Autrement dit, la valeur des textes relevant de la première catégorie, ne réside pas en eux-mêmes en tant que tels, ni non plus dans les photographies qui les accompagnent, le texte apporte autant que la photographie lui apporte; la cité (Essaouira, Asilah ou Marrakech) surgit et apparaît, épiphanie dans ses plus belles manifestations, dans l'interstice se trouvant entre le texte et la photographie. Le texte révèle ce qui est caché dans l'image, et l'image dévoile ce qui est latent dans le texte. La photographie et le texte prolongent le monde de la cité et s'inscrivent en lui : «l'image offerte, de par sa nature de reproduction mécanique, se charge soudain de pouvoirs d'évocation, de remémoration d'une parole refoulée dans la matérialité de l'oubli, comment sinon en se détruisant comme image, l'image qui ne serait plus l'image».

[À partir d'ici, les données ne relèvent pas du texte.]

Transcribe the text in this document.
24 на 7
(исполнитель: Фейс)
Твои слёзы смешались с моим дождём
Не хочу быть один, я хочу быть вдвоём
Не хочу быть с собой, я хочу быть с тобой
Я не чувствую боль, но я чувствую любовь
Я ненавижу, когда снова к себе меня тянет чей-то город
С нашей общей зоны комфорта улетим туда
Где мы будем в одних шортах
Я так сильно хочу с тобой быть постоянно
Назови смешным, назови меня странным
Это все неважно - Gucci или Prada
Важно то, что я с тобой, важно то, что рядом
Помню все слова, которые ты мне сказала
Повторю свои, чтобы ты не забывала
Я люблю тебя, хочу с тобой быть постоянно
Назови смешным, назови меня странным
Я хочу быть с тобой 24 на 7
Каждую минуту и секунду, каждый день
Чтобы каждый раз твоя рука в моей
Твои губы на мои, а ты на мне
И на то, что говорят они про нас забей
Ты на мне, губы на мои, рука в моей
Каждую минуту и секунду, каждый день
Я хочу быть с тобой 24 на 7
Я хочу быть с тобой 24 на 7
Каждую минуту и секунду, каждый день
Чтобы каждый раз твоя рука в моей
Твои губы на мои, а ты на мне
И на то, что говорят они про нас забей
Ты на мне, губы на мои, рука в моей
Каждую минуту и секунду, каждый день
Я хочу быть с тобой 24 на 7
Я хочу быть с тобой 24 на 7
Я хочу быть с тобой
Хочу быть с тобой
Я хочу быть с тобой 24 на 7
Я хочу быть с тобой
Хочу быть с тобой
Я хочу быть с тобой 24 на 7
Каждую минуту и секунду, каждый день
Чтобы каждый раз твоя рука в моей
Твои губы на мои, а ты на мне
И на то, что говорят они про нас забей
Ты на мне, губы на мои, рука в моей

Les textes d'El Maleh écrits à partir de l'œuvre des artistes photographes Khalid Achaâri, Touhami Ennader ou Jellel Gasteli, sont des textes de méditation qui laissent transparaître la cité en tant que lieu et non lieu. Les photographies quelles soient de tel ou tel photographe, sont considérées, au-delà de la technique dont ils sont issues traduisent, aux yeux d'El Maleh une approche picturale plutôt que photographique. L'œil et la main du photographe sont l'œil et la main du peintre. L'appareil photographique n'est pas un moyen de reproduction mais un moyen de création. L'artiste photographe, moyennant cet instrument technique de reproduction, crée les conditions nécessaires pour que se manifeste et se révèle ce qu'aucun autre œil n'a pu voir. C'est-à-dire il capte ce qui n'a pas été vu, non ce qui a été déjà vu ou mal vu, ou encore ce qui a été oublié d'être vu. Du trivial le photographe extrait la poésie de l'espace dans toute son ampleur et sa profondeur picturale. El Maleh a pu voir, déceler dans l'œuvre de ces photographes le geste créateur qui donne la conviction au regardeur qu'il n'a jamais vu l'espace photographie, que ce soit Tanger, Assilah ou Marrakech, peu importe.
Des mets, des mots
Dans le documentaire intitulé Le film d'une vie réalisé par S. Derhourhi, beaucoup d'amis d'El Maleh témoignent de son talent de cuisinier. Ainsi s'expliquent les nombreux termes se référant à l'art culinaire marocain dont regorgent ses écrits. La tête et le ventre par exemple, est un texte où El Maleh analyse les grands changements culturels en procédant à un parallélisme avec la cuisine marocaine. Il évoque le tajine, la chermoula, les épices marocaines, le couscous, le poulet au pruneau… Son écriture est donc un lieu où «se rencontrent le mets, le mot, la saveur, le savoir et le sens». Ces références gastronomiques se présentent comme des symboles et des images représentatifs de la culture marocaine. En parlant de Mille ans, un jour dans «L'homme aux semelles de vent », Kilito écrit : «…l'évocation de la cuisine ne peut se faire qu'en arabe, dans ‘ l'alphabet mystique enveloppé dans la coquille d'un mot innocent, zafrane, kamoun, karouya, ibzar, debana, gouza, gouza sahraouia, kharkoum, felfla, soudania, skingbir, madnouss, kasbour''».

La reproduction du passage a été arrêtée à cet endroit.